Для Хрущева замена формулы «диктатуры пролетариата» формулой «общенародное государство» означало то же, что «генеральная линия партии без Сталина», а именно тотальный контроль без тоталитаризма, без массовых репрессий, социалистический «лагерь» без «зоны».
Дело было, конечно, не в Бурлацком или других молодых консультантах. Идея устранения лозунга диктатуры пролетариата принадлежала Куусинену. Ее дружно отвергали все члены президиума ЦК – пока не узнали, что Куусинен давно все согласовал с Хрущевым.
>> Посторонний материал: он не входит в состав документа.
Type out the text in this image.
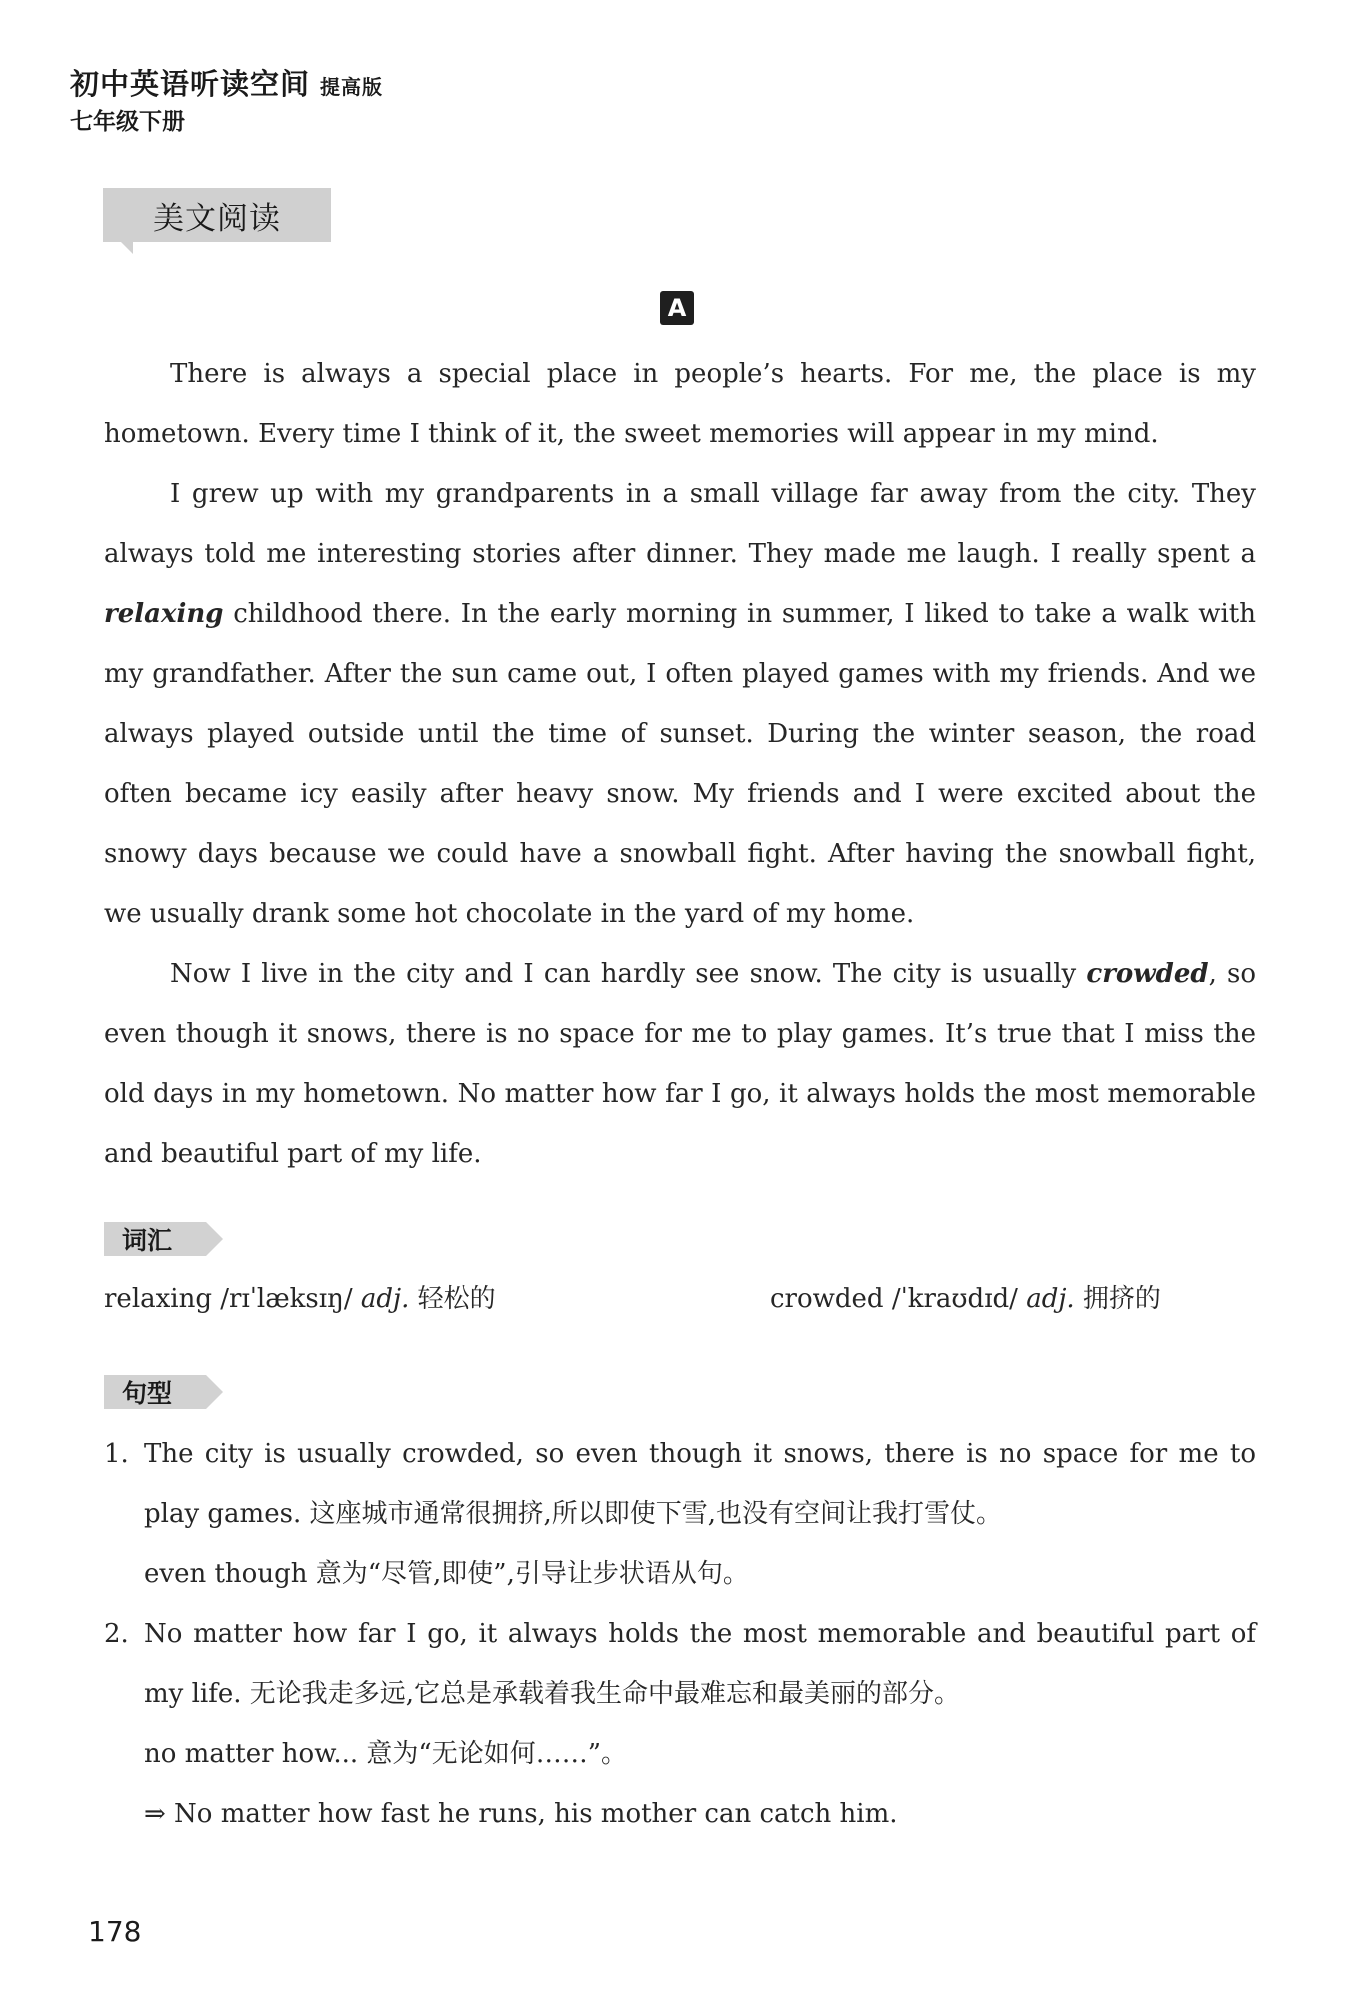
初中英语听读空间 提高版
七年级下册
美文阅读
A

There is always a special place in people’s hearts. For me, the place is my hometown. Every time I think of it, the sweet memories will appear in my mind.

I grew up with my grandparents in a small village far away from the city. They always told me interesting stories after dinner. They made me laugh. I really spent a relaxing childhood there. In the early morning in summer, I liked to take a walk with my grandfather. After the sun came out, I often played games with my friends. And we always played outside until the time of sunset. During the winter season, the road often became icy easily after heavy snow. My friends and I were excited about the snowy days because we could have a snowball fight. After having the snowball fight, we usually drank some hot chocolate in the yard of my home.

Now I live in the city and I can hardly see snow. The city is usually crowded, so even though it snows, there is no space for me to play games. It’s true that I miss the old days in my hometown. No matter how far I go, it always holds the most memorable and beautiful part of my life.

词汇
relaxing /rɪˈlæksɪŋ/ adj. 轻松的	crowded /ˈkraʊdɪd/ adj. 拥挤的
句型
1. The city is usually crowded, so even though it snows, there is no space for me to play games. 这座城市通常很拥挤,所以即使下雪,也没有空间让我打雪仗。
even though 意为“尽管,即使”,引导让步状语从句。
2. No matter how far I go, it always holds the most memorable and beautiful part of my life. 无论我走多远,它总是承载着我生命中最难忘和最美丽的部分。
no matter how... 意为“无论如何……”。
⇒ No matter how fast he runs, his mother can catch him.
178
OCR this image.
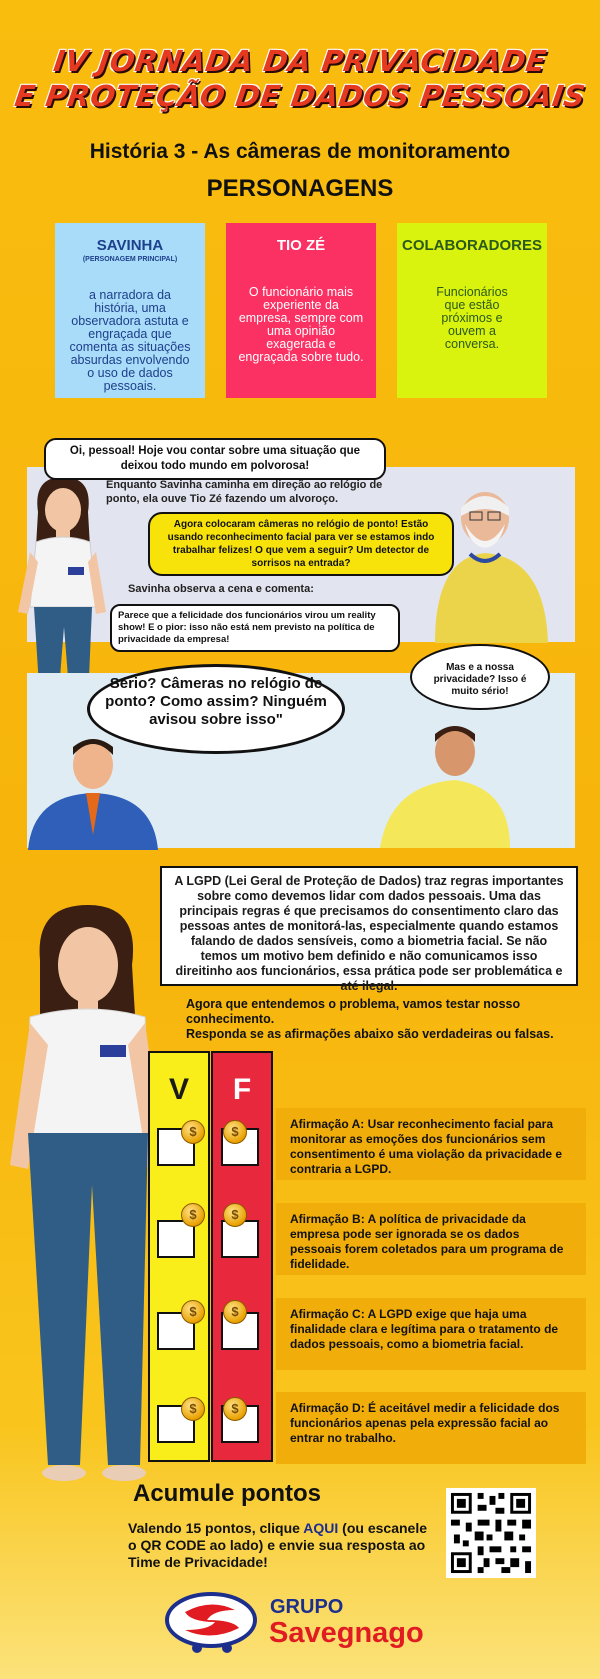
IV JORNADA DA PRIVACIDADE
E PROTEÇÃO DE DADOS PESSOAIS
História 3 - As câmeras de monitoramento
PERSONAGENS
SAVINHA
(PERSONAGEM PRINCIPAL)
a narradora da história, uma observadora astuta e engraçada que comenta as situações absurdas envolvendo o uso de dados pessoais.
TIO ZÉ
O funcionário mais experiente da empresa, sempre com uma opinião exagerada e engraçada sobre tudo.
COLABORADORES
Funcionários que estão próximos e ouvem a conversa.
Oi, pessoal! Hoje vou contar sobre uma situação que deixou todo mundo em polvorosa!
Enquanto Savinha caminha em direção ao relógio de ponto, ela ouve Tio Zé fazendo um alvoroço.
Agora colocaram câmeras no relógio de ponto! Estão usando reconhecimento facial para ver se estamos indo trabalhar felizes! O que vem a seguir? Um detector de sorrisos na entrada?
Savinha observa a cena e comenta:
Parece que a felicidade dos funcionários virou um reality show! E o pior: isso não está nem previsto na política de privacidade da empresa!
Sério? Câmeras no relógio de ponto? Como assim? Ninguém avisou sobre isso"
Mas e a nossa privacidade? Isso é muito sério!
A LGPD (Lei Geral de Proteção de Dados) traz regras importantes sobre como devemos lidar com dados pessoais. Uma das principais regras é que precisamos do consentimento claro das pessoas antes de monitorá-las, especialmente quando estamos falando de dados sensíveis, como a biometria facial. Se não temos um motivo bem definido e não comunicamos isso direitinho aos funcionários, essa prática pode ser problemática e até ilegal.
Agora que entendemos o problema, vamos testar nosso conhecimento.
Responda se as afirmações abaixo são verdadeiras ou falsas.
V	F
$	$
$	$
$	$
$	$
Afirmação A: Usar reconhecimento facial para monitorar as emoções dos funcionários sem consentimento é uma violação da privacidade e contraria a LGPD.
Afirmação B: A política de privacidade da empresa pode ser ignorada se os dados pessoais forem coletados para um programa de fidelidade.
Afirmação C: A LGPD exige que haja uma finalidade clara e legítima para o tratamento de dados pessoais, como a biometria facial.
Afirmação D: É aceitável medir a felicidade dos funcionários apenas pela expressão facial ao entrar no trabalho.
Acumule pontos
Valendo 15 pontos, clique AQUI (ou escanele o QR CODE ao lado) e envie sua resposta ao Time de Privacidade!
GRUPO
Savegnago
От других «писак» шла и сомнительная программная идея, решительно подхваченная Хрущевым. Профессор Алексеев, один из тех внештатных консультантов, которых вовлекали в подготовку партийных документов, пришел к выводу, что СССР может в короткий срок догнать и перегнать США по важнейшим показателям производства. Предложенный им расчет через председателя Госплана Засядько лег на стол к Первому и поразил его воображение. Ведь считалось, что, перегнав капитализм (то есть США) в производстве, мы тем самым сделаем все решающее для построения коммунизма. Невзирая на все (правда, не очень активные) протесты аппаратных интеллектуалов, соответствующие цифровые выкладки и лозунги вошли в новую Программу КПСС. В результате после экономических провалов 1961–1964 гг. Хрущев оказался виновником не только невыполнения планов, но и срыва Программы партии. При нормальных условиях его следовало устранить именно за это.